Last year 147 fatal collisions took place on Scottish roads, amounting to 165 fatalities.
The vehicle accidents occurred on 78 roads across Scotland, with the A9 revealed to be the worst for fatal collisions. The road saw as many as 25 vehicle accidents take place along its length in 2018, resulting in 13 fatalities, data obtained from a Freedom of Information request to Police Scotland showed.
The stretch of road running from Perth to Inverness was found to be particularly treacherous for drivers, accounting for five of the 25 collisions on the A9 last year.
The A96 running from Inverness to Aberdeen and the A93 from Aberdeen to Bridge of Cally were also among the worst roads for vehicle accidents. There was a total of ten and nine collisions occurring along these routes respectively last year, amounting to ten fatalities between them.
The A7 from the Sheriffhall roundabout to Galashiels followed as the fourth most dangerous stretch of road, with eight accidents and five fatalities last year, while the A702, A87, A74 and A68 saw seven accidents each over the course of 2018, amounting to 21 fatalities between them.
Despite more than 140 deaths occurring on Scottish roads last year, Transport Scotland said these latest official statistics confirm that road casualties in Scotland are actually at their lowest levels since records began.

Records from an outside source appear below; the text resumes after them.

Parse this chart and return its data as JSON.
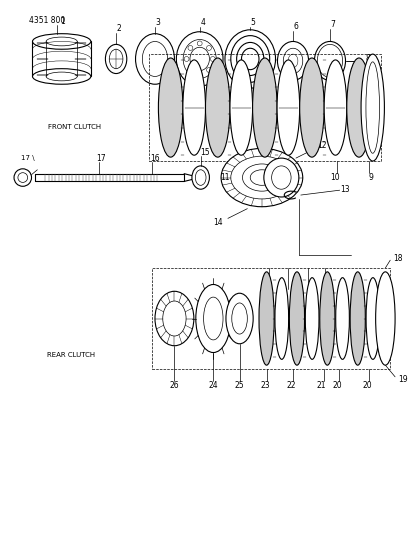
{
  "title": "4351 800",
  "bg": "#ffffff",
  "lc": "#000000",
  "front_clutch_label": "FRONT CLUTCH",
  "rear_clutch_label": "REAR CLUTCH",
  "figsize": [
    4.08,
    5.33
  ],
  "dpi": 100
}
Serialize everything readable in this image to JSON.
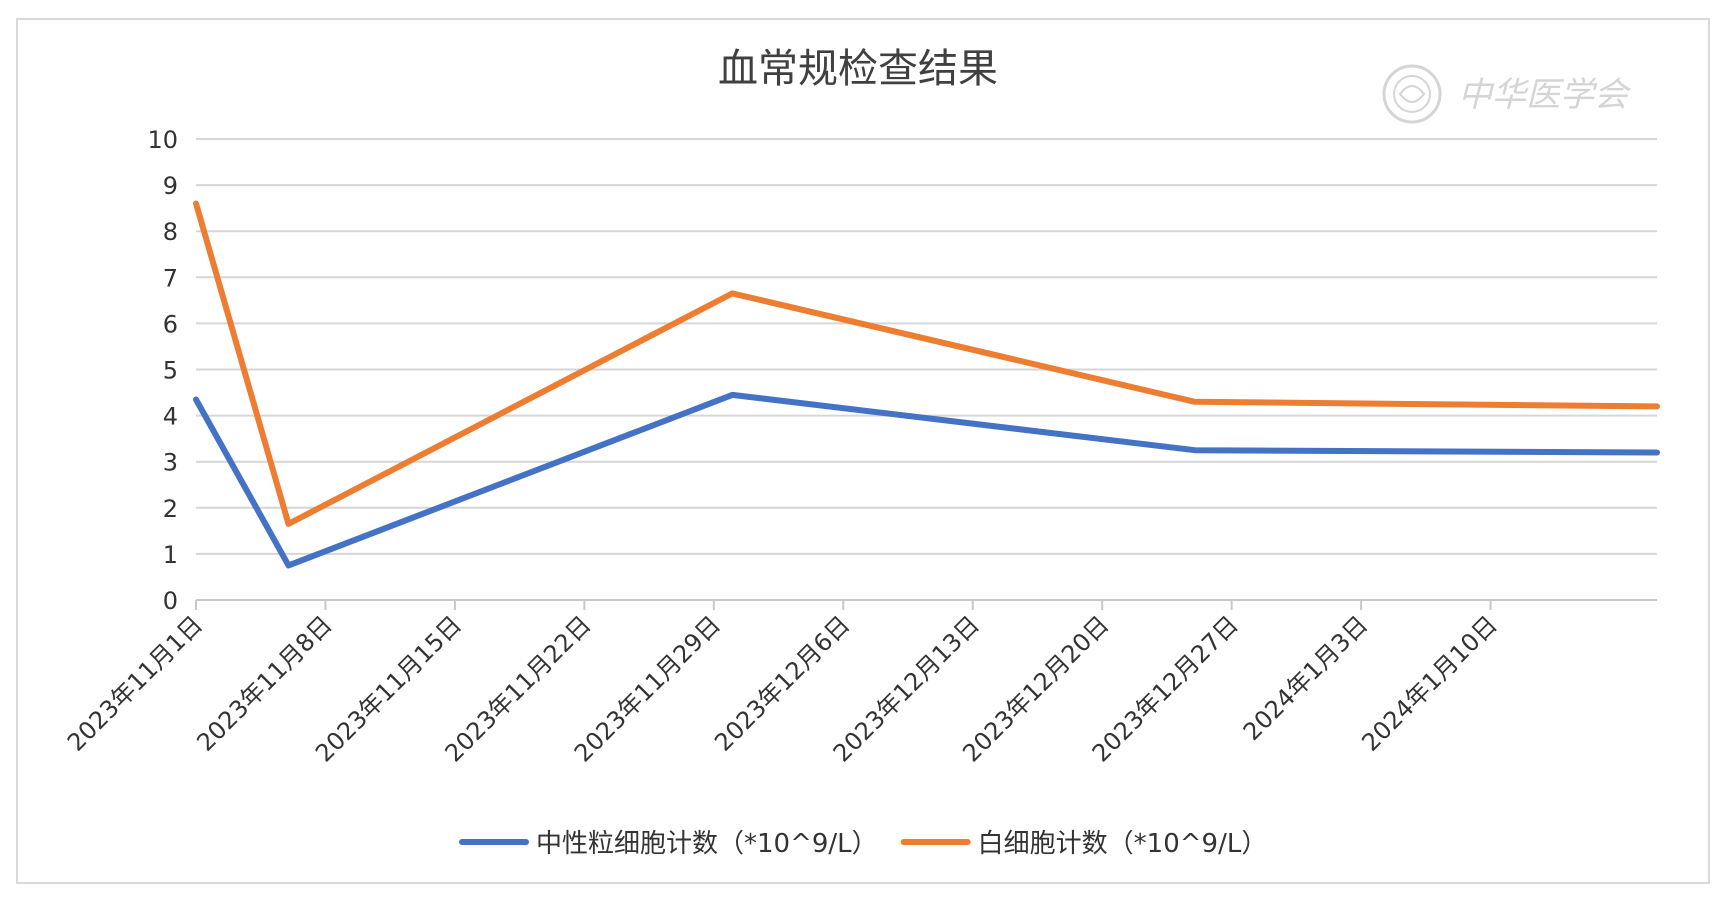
{
  "chart_data": {
    "type": "line",
    "title": "血常规检查结果",
    "xlabel": "",
    "ylabel": "",
    "ylim": [
      0,
      10
    ],
    "yticks": [
      0,
      1,
      2,
      3,
      4,
      5,
      6,
      7,
      8,
      9,
      10
    ],
    "xlim": [
      "2023-11-01",
      "2024-01-19"
    ],
    "x_tick_labels": [
      "2023年11月1日",
      "2023年11月8日",
      "2023年11月15日",
      "2023年11月22日",
      "2023年11月29日",
      "2023年12月6日",
      "2023年12月13日",
      "2023年12月20日",
      "2023年12月27日",
      "2024年1月3日",
      "2024年1月10日"
    ],
    "x_tick_dates": [
      "2023-11-01",
      "2023-11-08",
      "2023-11-15",
      "2023-11-22",
      "2023-11-29",
      "2023-12-06",
      "2023-12-13",
      "2023-12-20",
      "2023-12-27",
      "2024-01-03",
      "2024-01-10"
    ],
    "x": [
      "2023-11-01",
      "2023-11-06",
      "2023-11-30",
      "2023-12-25",
      "2024-01-19"
    ],
    "series": [
      {
        "name": "中性粒细胞计数（*10^9/L）",
        "color": "#4472c4",
        "values": [
          4.35,
          0.75,
          4.45,
          3.25,
          3.2
        ]
      },
      {
        "name": "白细胞计数（*10^9/L）",
        "color": "#ed7d31",
        "values": [
          8.6,
          1.65,
          6.65,
          4.3,
          4.2
        ]
      }
    ],
    "grid": true,
    "legend": "bottom"
  },
  "watermark": {
    "text": "中华医学会"
  }
}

However, it was noted there has been a slight increase in the number of fatalities.
The figures follow a weekend of carnage on Scottish roads. Four people were killed in vehicle crashes from Friday to Sunday.
Transport Scotland were quick to reassure that a number of safety measures have been put in place over the course of the past year to improve driver behaviour and speed compliance on the roads.
A Scottish Government spokesperson said, “Selection criteria for safety cameras has been revised in the past year and we will see more average speed camera systems in Scotland in the future.
“Where the right technology is used in the right location, we can see transformative improvements in driver behaviour and speed compliance.
“A number of new safety camera sites have been identified in the 12 months. Deployments at these locations will build on the successes of safety cameras elsewhere on our road network, which include the A9, which has led to a 31 per cent reduction in casualties.”